Butterflies do, in fact, lay low when it rains. They don’t appreciate getting pummeled by raindrops, and it makes sense. Monarch butterflies weigh about half a gram, or less than a paperclip. A large raindrop striking one would “be equivalent to you or I being pelted by water balloons with twice the mass of bowling balls,” Michael Raupp, professor of entomology at the University of Maryland, said in an interview with Scientific American.
Butterflies are also cold-blooded, relying on the sun to warm their bodies and allow them to fly. That’s another reason why you don’t see them as often during cold, rainy periods.
But the day was sunny, and I was determined to spot a monarch. So I visited the most butterfly-packed place I know: Charlotte Rhoades Park and Butterfly Garden.
I’d been there before, years ago. Yet I still wasn’t prepared for the kaleidoscope of colors. Flowers were in bloom throughout the garden. Crimson, orange, yellow, violet, magenta. All of the plants grown there are meant to attract and feed a variety of butterflies and caterpillars.
It only took me about a minute of wandering to spot my first monarch butterfly. Fluttering around the flowerbeds, it nearly tickled my nose on the way past. Then I saw another. And another. Running around with my camera, I was like a kid in a candy shop.
Eventually, I wandered across a well-manicured lawn to the butterfly education barn, topped with a copper butterfly weathervane. The doors were wide open, and inside, I was greeted by staff gardener Steve Joyal. He was cleaning out four enclosures that contained monarch caterpillars that were happily munching on milkweed. Also inside the enclosures were 13 chrysalises dangled from the plastic ceilings. Mint green and speckled with gold, they’re among the loveliest things I’ve ever seen in nature.
I was just learning from Joyal about how the caterpillars essentially decapitate themselves in the process of forming a chrysalis, when Debrale Murphy, a retired doula from Massachusetts, arrived with a special package. In a small container, she carried an adult monarch.
“Do you want to watch it get tagged?” she asked me.
Nature nerds can spot each other from a mile away.
Murphy raises monarchs at her home. And this summer, as she prepared for her annual Maine vacation, she realized that two of them were nearly ready to emerge.
“I had to take them with me,” she explained.
Murphy had been to the gardens before, so she knew she’d be able to release them in a great spot.
“There’s just so much food for them here,” she told me, motioning around at the many varieties of vibrant flowers. “This here is butterfly bush. They love that.”
I watched as Joyal carefully held the butterfly by pressing the wings together between his pointer finger and thumb. He then placed a tiny, circular Monarch Watch sticker on the underside of one of its hindwings. Each sticker has a unique number so the butterfly can be tracked.

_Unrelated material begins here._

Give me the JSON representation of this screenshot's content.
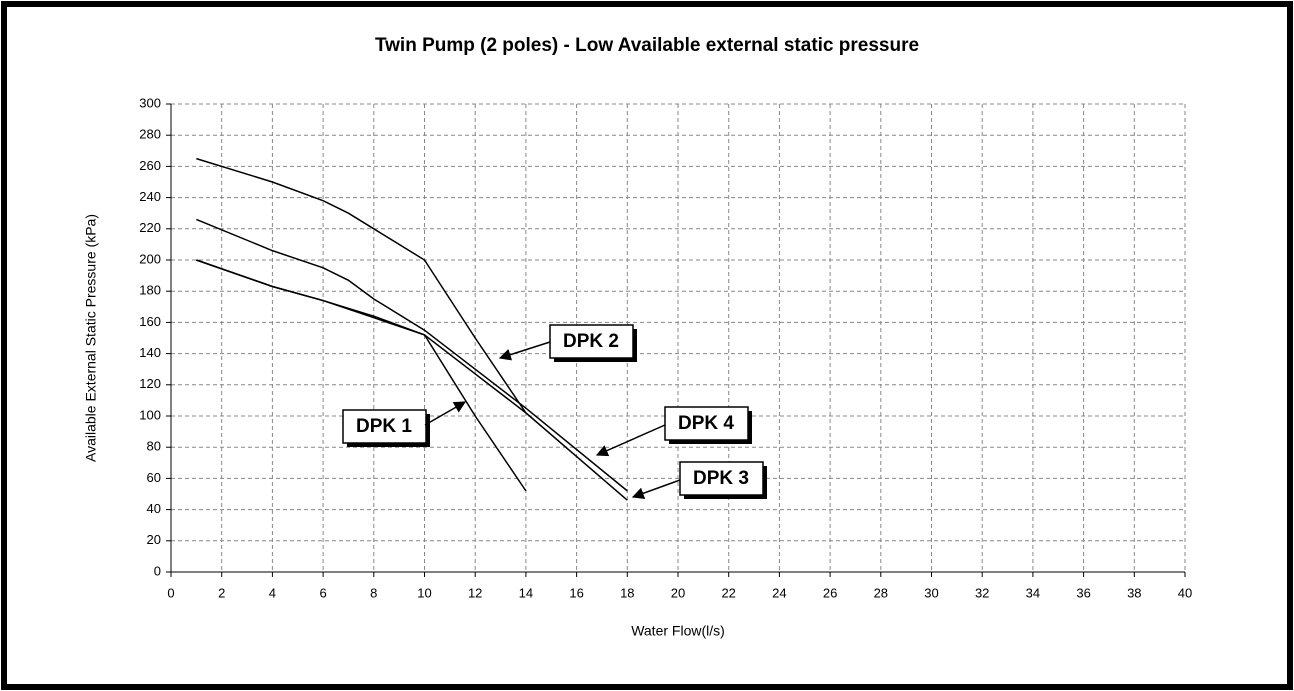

“It’s a she,” Murphy informed me, explaining that male monarchs have two black spots on their hindwings that serve as scent glands.
I’d never seen a butterfly release before. I pictured people tossing them into the air in some grand gesture. But that’s not what happened.
It’s best to bring the butterfly straight to a food source, Joyal explained. So he carried the monarch to a butterfly bush and held her up to a cluster of tiny purple flowers. He then waited for a slight tug – the feeling of the butterfly’s tongue-like proboscis sucking nectar from a flower – before letting go.
“If you do that, nine times out of 10, it’ll stay right on the flower for a while,” he said.
She did stay, opening and closing her wings as she slurped up sugar. I lingered, too, chatting with Joyal about the amazing life cycle of monarchs. Each summer, they go through multiple generations, with the last built strong enough to fly thousands of miles of Mexico to overwinter — then return.
Before leaving the gardens, I wandered down toward Norwood Cove, where I followed a dirt path through a patch of milkweed. Searching the leaves, I found one yellow-and-black striped caterpillar munching away. It was a monarch, working toward its wings.